Eligible income typically includes:
- RRIF withdrawals (any age)
- Annuity income from an RRSP (if age 65 or older)
- Defined benefit pension payments
- Certain other pension income
3. RRIF Withdrawal Timing Coordination
If both spouses have RRIFs, coordinate who withdraws more in which year based on that year’s actual income. If one spouse takes unpaid leave, retires early, or has unusually low income in a given year, accelerating their RRIF withdrawal that year can lower the household’s combined tax bill.
Practical Steps Before Retirement
- Check beneficiary designations on all RRSPs now. Naming your spouse directly (not through the estate) speeds up the rollover process on death.
- Open a spousal RRSP if you have a meaningful income gap between you and your spouse and you both wish to reduce tax in retirement.

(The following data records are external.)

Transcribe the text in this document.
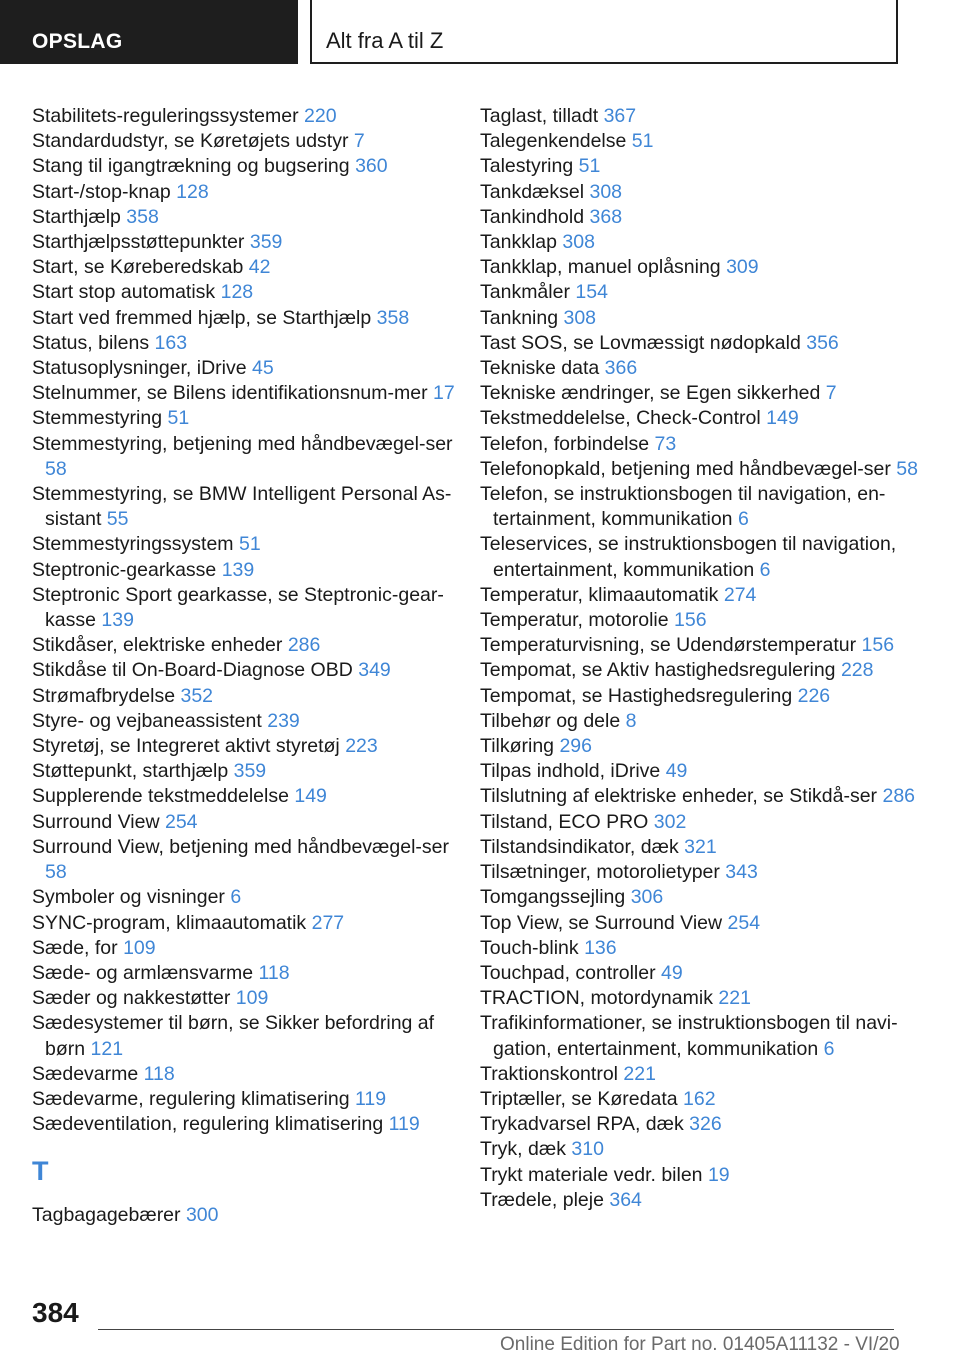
OPSLAG	Alt fra A til Z
Stabilitets-reguleringssystemer 220
Standardudstyr, se Køretøjets udstyr 7
Stang til igangtrækning og bugsering 360
Start-/stop-knap 128
Starthjælp 358
Starthjælpsstøttepunkter 359
Start, se Køreberedskab 42
Start stop automatisk 128
Start ved fremmed hjælp, se Starthjælp 358
Status, bilens 163
Statusoplysninger, iDrive 45
Stelnummer, se Bilens identifikationsnum-mer 17
Stemmestyring 51
Stemmestyring, betjening med håndbevægel-ser 58
Stemmestyring, se BMW Intelligent Personal As-sistant 55
Stemmestyringssystem 51
Steptronic-gearkasse 139
Steptronic Sport gearkasse, se Steptronic-gear-kasse 139
Stikdåser, elektriske enheder 286
Stikdåse til On-Board-Diagnose OBD 349
Strømafbrydelse 352
Styre- og vejbaneassistent 239
Styretøj, se Integreret aktivt styretøj 223
Støttepunkt, starthjælp 359
Supplerende tekstmeddelelse 149
Surround View 254
Surround View, betjening med håndbevægel-ser 58
Symboler og visninger 6
SYNC-program, klimaautomatik 277
Sæde, for 109
Sæde- og armlænsvarme 118
Sæder og nakkestøtter 109
Sædesystemer til børn, se Sikker befordring af børn 121
Sædevarme 118
Sædevarme, regulering klimatisering 119
Sædeventilation, regulering klimatisering 119
T
Tagbagagebærer 300
Taglast, tilladt 367
Talegenkendelse 51
Talestyring 51
Tankdæksel 308
Tankindhold 368
Tankklap 308
Tankklap, manuel oplåsning 309
Tankmåler 154
Tankning 308
Tast SOS, se Lovmæssigt nødopkald 356
Tekniske data 366
Tekniske ændringer, se Egen sikkerhed 7
Tekstmeddelelse, Check-Control 149
Telefon, forbindelse 73
Telefonopkald, betjening med håndbevægel-ser 58
Telefon, se instruktionsbogen til navigation, en-tertainment, kommunikation 6
Teleservices, se instruktionsbogen til navigation, entertainment, kommunikation 6
Temperatur, klimaautomatik 274
Temperatur, motorolie 156
Temperaturvisning, se Udendørstemperatur 156
Tempomat, se Aktiv hastighedsregulering 228
Tempomat, se Hastighedsregulering 226
Tilbehør og dele 8
Tilkøring 296
Tilpas indhold, iDrive 49
Tilslutning af elektriske enheder, se Stikdå-ser 286
Tilstand, ECO PRO 302
Tilstandsindikator, dæk 321
Tilsætninger, motorolietyper 343
Tomgangssejling 306
Top View, se Surround View 254
Touch-blink 136
Touchpad, controller 49
TRACTION, motordynamik 221
Trafikinformationer, se instruktionsbogen til navi-gation, entertainment, kommunikation 6
Traktionskontrol 221
Triptæller, se Køredata 162
Trykadvarsel RPA, dæk 326
Tryk, dæk 310
Trykt materiale vedr. bilen 19
Trædele, pleje 364
384
Online Edition for Part no. 01405A11132 - VI/20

- Model out pension splitting with a tax calculator or advisor once you are within 5–10 years of retirement — it often saves several thousand dollars per year.
- If separated or divorced, confirm the separation agreement explicitly addresses RRSP division and include the T2220 transfer process.
Common Mistakes
- Withdrawing RRSP funds during a divorce without Form T2220 and a qualifying agreement — this triggers full income tax that could have been deferred.
- Not naming a spouse as RRSP beneficiary, causing the rollover to flow through the estate and potentially delay processing and increase legal costs.
- Triggering the spousal attribution rule by having your spouse withdraw from a spousal RRSP within three calendar years of a contribution.
- Assuming pension splitting requires an account transfer — it does not, it is a tax return election.
Bottom Line
You generally cannot transfer an RRSP directly to your spouse during your lifetime. However, on relationship breakdown with the proper documentation, or on death with the right beneficiary designations, tax-deferred transfers are possible. For income splitting during your lifetime, spousal RRSP contributions and pension income splitting are the more practical and widely applicable options.